McDonald's is swapping burgers for "budgie smugglers" with the surprise release of its first swimwear range.

The Australian arm of the fast-food chain is about to launch limited-edition Ronald McDonald-themed swimwear for men and women.

The range, which will be available from this weekend, includes bikinis, one-piece swimsuits, bucket hats and briefs emblazoned with images associated with the Golden Arches.

McDonald's Australia revealed the unlikely collaboration on Wednesday, via a tweet that read: "Hey @BudgySmuggler how 'bout we make some nuggie smugglers?"

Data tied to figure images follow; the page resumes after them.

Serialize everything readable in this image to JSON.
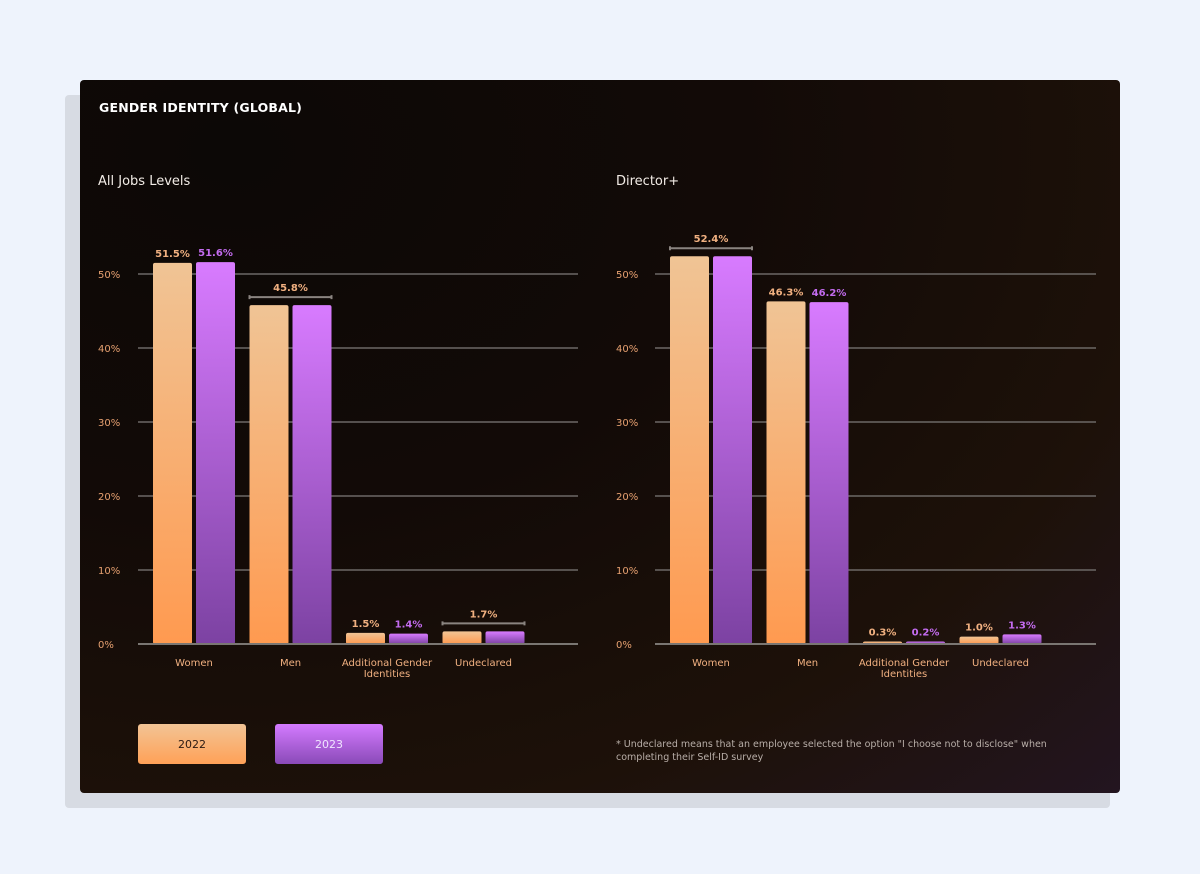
{
  "title": "GENDER IDENTITY (GLOBAL)",
  "legend": [
    {
      "label": "2022",
      "color": "#ffa157"
    },
    {
      "label": "2023",
      "color": "#b060e0"
    }
  ],
  "footnote": "*  Undeclared means that an employee selected the option \"I choose not to disclose\" when completing their Self-ID survey",
  "chart_data": [
    {
      "type": "bar",
      "title": "All Jobs Levels",
      "categories": [
        "Women",
        "Men",
        "Additional Gender Identities",
        "Undeclared"
      ],
      "yticks": [
        "0%",
        "10%",
        "20%",
        "30%",
        "40%",
        "50%"
      ],
      "ylim": [
        0,
        55
      ],
      "grid": true,
      "series": [
        {
          "name": "2022",
          "values": [
            51.5,
            45.8,
            1.5,
            1.7
          ]
        },
        {
          "name": "2023",
          "values": [
            51.6,
            45.8,
            1.4,
            1.7
          ]
        }
      ],
      "labels": [
        [
          "51.5%",
          "51.6%"
        ],
        [
          "45.8%"
        ],
        [
          "1.5%",
          "1.4%"
        ],
        [
          "1.7%"
        ]
      ]
    },
    {
      "type": "bar",
      "title": "Director+",
      "categories": [
        "Women",
        "Men",
        "Additional Gender Identities",
        "Undeclared"
      ],
      "yticks": [
        "0%",
        "10%",
        "20%",
        "30%",
        "40%",
        "50%"
      ],
      "ylim": [
        0,
        55
      ],
      "grid": true,
      "series": [
        {
          "name": "2022",
          "values": [
            52.4,
            46.3,
            0.3,
            1.0
          ]
        },
        {
          "name": "2023",
          "values": [
            52.4,
            46.2,
            0.2,
            1.3
          ]
        }
      ],
      "labels": [
        [
          "52.4%"
        ],
        [
          "46.3%",
          "46.2%"
        ],
        [
          "0.3%",
          "0.2%"
        ],
        [
          "1.0%",
          "1.3%"
        ]
      ]
    }
  ]
}
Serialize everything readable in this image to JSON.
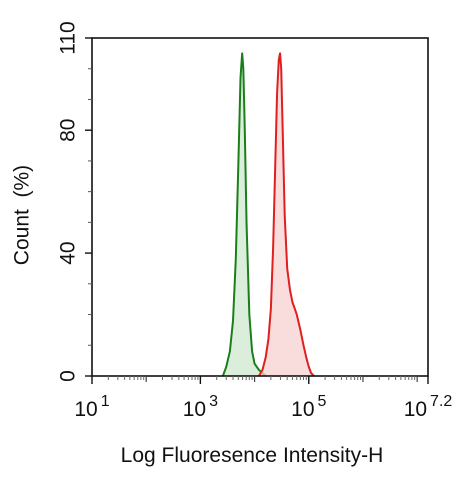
{
  "chart_data": {
    "type": "area",
    "title": "",
    "xlabel": "Log Fluoresence Intensity-H",
    "ylabel": "Count  (%)",
    "x_scale": "log",
    "xlim": [
      10,
      15848931.92
    ],
    "ylim": [
      0,
      110
    ],
    "grid": false,
    "legend": "none",
    "x_ticks": [
      {
        "value": 10,
        "base": "10",
        "exp": "1"
      },
      {
        "value": 1000,
        "base": "10",
        "exp": "3"
      },
      {
        "value": 100000,
        "base": "10",
        "exp": "5"
      },
      {
        "value": 15848931.92,
        "base": "10",
        "exp": "7.2"
      }
    ],
    "y_ticks": [
      0,
      40,
      80,
      110
    ],
    "series": [
      {
        "color": "#1a7f1a",
        "fill": "#cfe7cf",
        "x": [
          2600,
          3000,
          3500,
          4000,
          4500,
          5000,
          5500,
          5900,
          6200,
          6600,
          7100,
          8000,
          9000,
          10000,
          12000,
          14000,
          16000
        ],
        "values": [
          0,
          3,
          8,
          18,
          38,
          68,
          97,
          105,
          100,
          80,
          50,
          20,
          8,
          4,
          2,
          1,
          0
        ]
      },
      {
        "color": "#e01f1f",
        "fill": "#f7d0d0",
        "x": [
          12000,
          14000,
          16000,
          18000,
          20000,
          22000,
          24000,
          26000,
          28000,
          29500,
          31000,
          33000,
          36000,
          40000,
          45000,
          50000,
          55000,
          60000,
          70000,
          80000,
          90000,
          100000,
          110000,
          125000
        ],
        "values": [
          0,
          2,
          6,
          12,
          22,
          42,
          68,
          92,
          103,
          105,
          100,
          80,
          52,
          35,
          28,
          24,
          22,
          20,
          15,
          10,
          6,
          3,
          1,
          0
        ]
      }
    ]
  }
}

Budgy Smuggler, a swimwear brand named after the Australian slang for men's tight briefs, replied: "We are game."

The Australian arm of the fast-food chain is about to launch its limited-edition Ronald McDonald-themed swimwear. McDonald's

Liz Whitbread, senior brand manager for McDonald's Australia, said in a statement: "This summer is all about doing things we love with people we love. The limited-edition range of swimwear is bold, fun and eye-catching, perfect for enjoying the summer season in style."

However, the swimwear—released as the fast-food chain celebrates half a century in Australia—will not come cheap. Anyone wanting to flaunt their love of McDonald's at the beach or by the pool will have to pay between 55 and 90 Australian dollars ($40 to $64).

The McDonald's range includes "budgie smugglers" as well as swimsuits and bikinis. McDonald's

Fast-food fashion is not the only reason McDonald's has made headlines in recent months.

One of the chain's employees went viral in December after uploading a video to social media that appeared to show her entering her own drive-thru code into the system while registering a customer's order.

These codes reportedly add points to loyalty accounts that can later be exchanged for free food. Some viewers supported the woman, with one writing: "Only other minimum wage slaves get this." Others warned that the employee could get fired, however.

The swimwear is on sale for between 55 and 90 Australian dollars ($40 to $64). McDonald's

Another McDonald's employee recently posted a clip to TikTok revealing what she does when customers request unsalted fries.

Many customers assume that cooks are required to make a fresh batch of fries to ensure there is no salt on them.

However, in the video uploaded in December, a woman wearing a McDonald's uniform showed fries, cooked and sitting above the frying basket ready to be served, with the caption: "Me purposely leaving fries above the oil after they're done in case someone asks for no salt fries when they just want fresh fries."

The woman said customers should be brave and actually ask for fresh fries, writing: "Next time use your big girl words."

Another video that went viral at the end of last year showed a McDonald's restaurant that appeared to be offering stationary bikes for customers to sit at and exercise while they eat.

McDonald's told Newsweek that the machines were "green charging" bikes and were being tested at two locations in China.

A spokesperson said: "The bike generates electricity to power everyday devices like mobile phones and is a part of McDonald's China's Upcycle for Good project, an initiative focused on creating products with plastic parts from recycled materials."